🎙 💻 Automatic Speech Recognition and field recordings

There is a long-running debate in documentation about whether to “keep everything” or not. A prime candidate for “not” are the recordings you might make when working directly with a speaker in open-ended elicitation or rehearing and stuff like that. The recordings can be long, and there’s no way you’re going to transcribe the whole thing. They’re pretty hard to use.

I’m sure other people have tried this, but I thought I’d bring up the topic: what about running those recordings through automatic speech recognition (ASR)? I did that with some old recordings today and it was pretty interesting to see what came out — they were one-on-one recordings, just me and one speaker, and of course the stuff that wasn’t English came out as garbage.

But the English side is quite usable, from both of us. For questions like “dagnabbit, I know we talked about ‘oysters’ at some point, and that’s when we came across that good verb…”, then ASR can be a lifesaver.

In the case of Amazon Transcribe, it outputs a JSON file with timestamps down to the word level, which could, with a little massaging, be plonked into ELAN or something for further work.

I think ultimately there might be better ways to manage the acquisition of field data in the first place (what if the annotations you wrote down during the recording were automatically timestamped?), but it’s probably true that we all have monolithic, more or less opaque recordings of this sort lying about, that we’d like to do something with.

Anybody else tried this before?

1 Like

this sounds like a great workflow for people who work in English or other ASRable languages! (alas my recordings all pretty much only contain Syuba and Nepali)

For longer elicitation sessions I’d try to listen back to them through ELAN and mark up targeted examples that I’d make notes of. This let me confirm my notes (or change things), and also gave me a structured anchor to the elicitation if I came back to it.

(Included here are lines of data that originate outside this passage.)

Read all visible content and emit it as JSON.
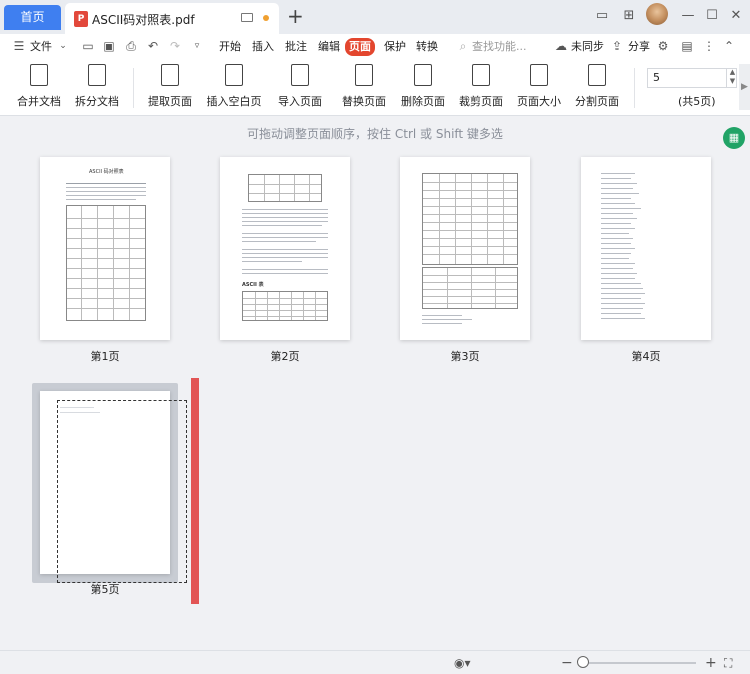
{
  "tabs": {
    "home": "首页",
    "document": "ASCII码对照表.pdf",
    "doc_type_badge": "P"
  },
  "menu": {
    "file": "文件",
    "items": [
      "开始",
      "插入",
      "批注",
      "编辑",
      "页面",
      "保护",
      "转换"
    ],
    "active": "页面",
    "search_placeholder": "查找功能...",
    "sync": "未同步",
    "share": "分享"
  },
  "toolbar": {
    "tools": [
      "合并文档",
      "拆分文档",
      "提取页面",
      "插入空白页",
      "导入页面",
      "替换页面",
      "删除页面",
      "裁剪页面",
      "页面大小",
      "分割页面"
    ],
    "page_input": "5",
    "page_total": "(共5页)"
  },
  "workspace": {
    "hint": "可拖动调整页面顺序，按住 Ctrl 或 Shift 键多选",
    "page_labels": [
      "第1页",
      "第2页",
      "第3页",
      "第4页",
      "第5页"
    ],
    "page1_title": "ASCII 码对照表",
    "page2_heading": "ASCII 表"
  },
  "icons": {
    "accent": "#3f7ff0",
    "active_menu": "#e3462e",
    "drop_indicator": "#e25555",
    "excel": "#21a366"
  }
}
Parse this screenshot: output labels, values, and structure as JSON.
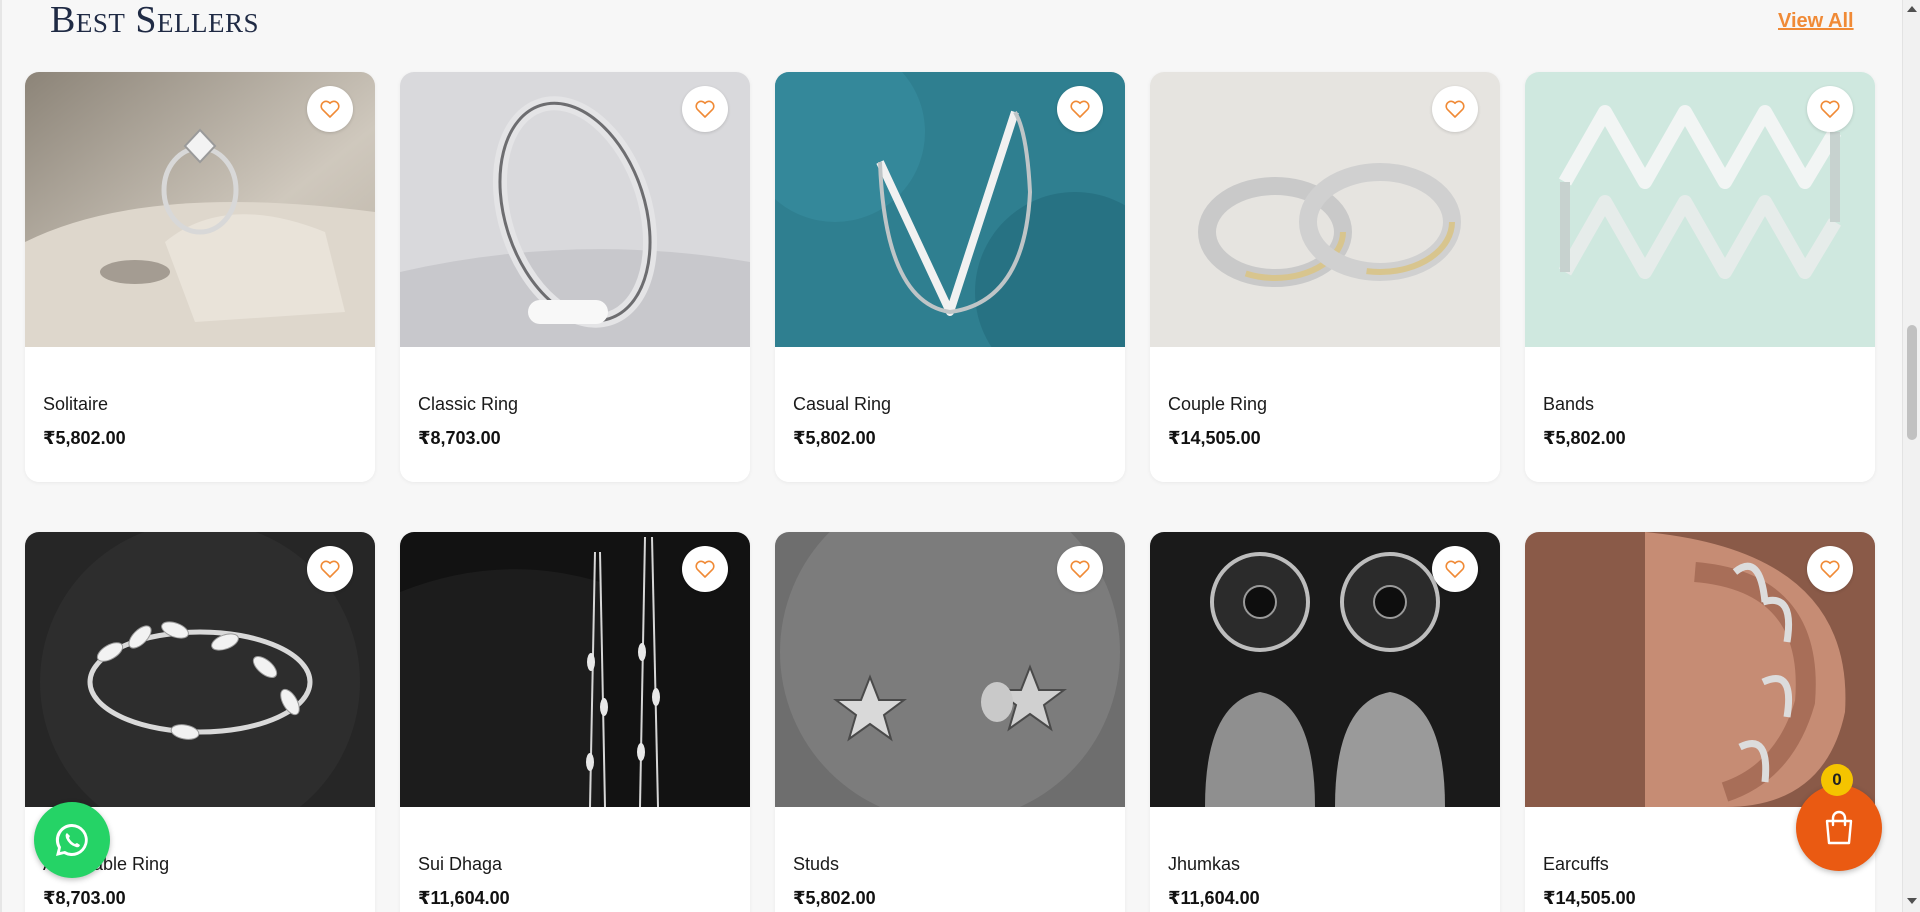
{
  "section": {
    "title": "Best Sellers",
    "view_all": "View All"
  },
  "colors": {
    "accent": "#f08a36",
    "cart": "#ea5a12",
    "badge": "#f5c400",
    "whatsapp": "#25d366"
  },
  "products": [
    {
      "name": "Solitaire",
      "price": "₹5,802.00",
      "image": "solitaire-ring"
    },
    {
      "name": "Classic Ring",
      "price": "₹8,703.00",
      "image": "plain-silver-band"
    },
    {
      "name": "Casual Ring",
      "price": "₹5,802.00",
      "image": "v-shaped-ring"
    },
    {
      "name": "Couple Ring",
      "price": "₹14,505.00",
      "image": "two-rings"
    },
    {
      "name": "Bands",
      "price": "₹5,802.00",
      "image": "zigzag-band"
    },
    {
      "name": "Adjustable Ring",
      "price": "₹8,703.00",
      "image": "leaf-ring"
    },
    {
      "name": "Sui Dhaga",
      "price": "₹11,604.00",
      "image": "drop-earrings"
    },
    {
      "name": "Studs",
      "price": "₹5,802.00",
      "image": "star-studs"
    },
    {
      "name": "Jhumkas",
      "price": "₹11,604.00",
      "image": "jhumka-earrings"
    },
    {
      "name": "Earcuffs",
      "price": "₹14,505.00",
      "image": "ear-cuffs"
    }
  ],
  "cart": {
    "count": "0"
  }
}
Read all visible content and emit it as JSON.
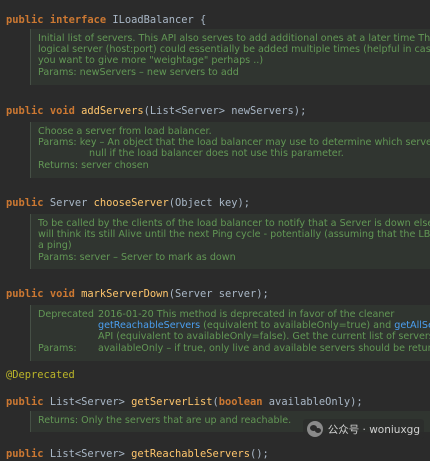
{
  "header": {
    "kw1": "public",
    "kw2": "interface",
    "name": "ILoadBalancer",
    "brace": "{"
  },
  "addServers": {
    "doc": [
      "Initial list of servers. This API also serves to add additional ones at a later time The s",
      "logical server (host:port) could essentially be added multiple times (helpful in cases",
      "you want to give more \"weightage\" perhaps ..)",
      "Params: newServers – new servers to add"
    ],
    "sig": {
      "mod": "public",
      "ret": "void",
      "name": "addServers",
      "params": "(List<Server> newServers);"
    }
  },
  "chooseServer": {
    "doc_desc": "Choose a server from load balancer.",
    "params_label": "Params:",
    "params_text": "key – An object that the load balancer may use to determine which server to",
    "params_cont": "null if the load balancer does not use this parameter.",
    "returns": "Returns: server chosen",
    "sig": {
      "mod": "public",
      "ret": "Server",
      "name": "chooseServer",
      "params": "(Object key);"
    }
  },
  "markServerDown": {
    "doc": [
      "To be called by the clients of the load balancer to notify that a Server is down else, t",
      "will think its still Alive until the next Ping cycle - potentially (assuming that the LB Im",
      "a ping)",
      "Params: server – Server to mark as down"
    ],
    "sig": {
      "mod": "public",
      "ret": "void",
      "name": "markServerDown",
      "params": "(Server server);"
    }
  },
  "getServerList": {
    "deprecated_label": "Deprecated",
    "deprecated_text": "2016-01-20 This method is deprecated in favor of the cleaner",
    "link1": "getReachableServers",
    "mid1": " (equivalent to availableOnly=true) and ",
    "link2": "getAllSe",
    "api_line": "API (equivalent to availableOnly=false). Get the current list of servers.",
    "params_label": "Params:",
    "params_text": "availableOnly – if true, only live and available servers should be returne",
    "annotation": "@Deprecated",
    "sig": {
      "mod": "public",
      "ret": "List<Server>",
      "name": "getServerList",
      "open": "(",
      "ptype": "boolean",
      "pname": " availableOnly);"
    }
  },
  "getReachableServers": {
    "doc": "Returns: Only the servers that are up and reachable.",
    "sig": {
      "mod": "public",
      "ret": "List<Server>",
      "name": "getReachableServers",
      "params": "();"
    }
  },
  "watermark": {
    "account": "公众号 · woniuxgg",
    "icon": "wechat-icon"
  },
  "colors": {
    "background": "#2b2b2b",
    "keyword": "#cc7832",
    "method": "#ffc66d",
    "doc": "#629755",
    "annotation": "#bbb529",
    "link": "#4b9ff0"
  }
}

It’s funny how I never thought to tell anyone about workflow choices like this before the forum made me realise they were actually choices I made!


This one is news to me!


Wat! Ohhh…


Surely this warrants a redirect.

Wait, what were we talking about?

Oh right!

Yeah, this bit is a drawback. With time, etc etc. Actually, in my Hiligaynon case, I was thinking that maybe I should have told the recognizer that the content was in English plus some other language with a similar phonology, maybe Indonesian, to see if that would have improved anything. (Tagalog probably would have, but Amazon doesn’t support that either.)

Right? I think this is actually reflective of a big problem in our field. Because we (’re forced to) rely on tools that have are only designed for a subset of the kinds of things we actually do, there’s a lot of knowledge that we pass around kind of “guild-style”. It’s hard to externalize (let alone standardize or institutionalize) workflows that we really use to get stuff done.

…I know her.

I would argue for “record everything and keep everything” – storage these days is so cheap and you never know what information is going to be of interest to others, including the community, now and into the future. A late colleague who was working in Australia in the 1970s was told by her supervisor to only record texts (story telling) and NOT the translations of them or elicitation sessions – she lived to regret that decision, and indeed it is a decision, as she had no way to go back and check discussion about meanings or contexts of use etc., let alone her own misunderstandings at the time which she later realised after doing further analysis. There is also lots of discussion in the contact language (English, Spanish, Nepali, Tagalog) etc. that may be of interest to people wanting to study contact varieties, or to the community and others for the content, rather than the linguistic form.

1 Like

I for one agree with that… I’ve never seen how it makes sense to delete anything, really. It’s not too much of a burden to put some basic metadata in place, or better, some time-stamped notes of the sort that @laureng mentions, and then stash it somewhere (well, a few redundant somewheres!).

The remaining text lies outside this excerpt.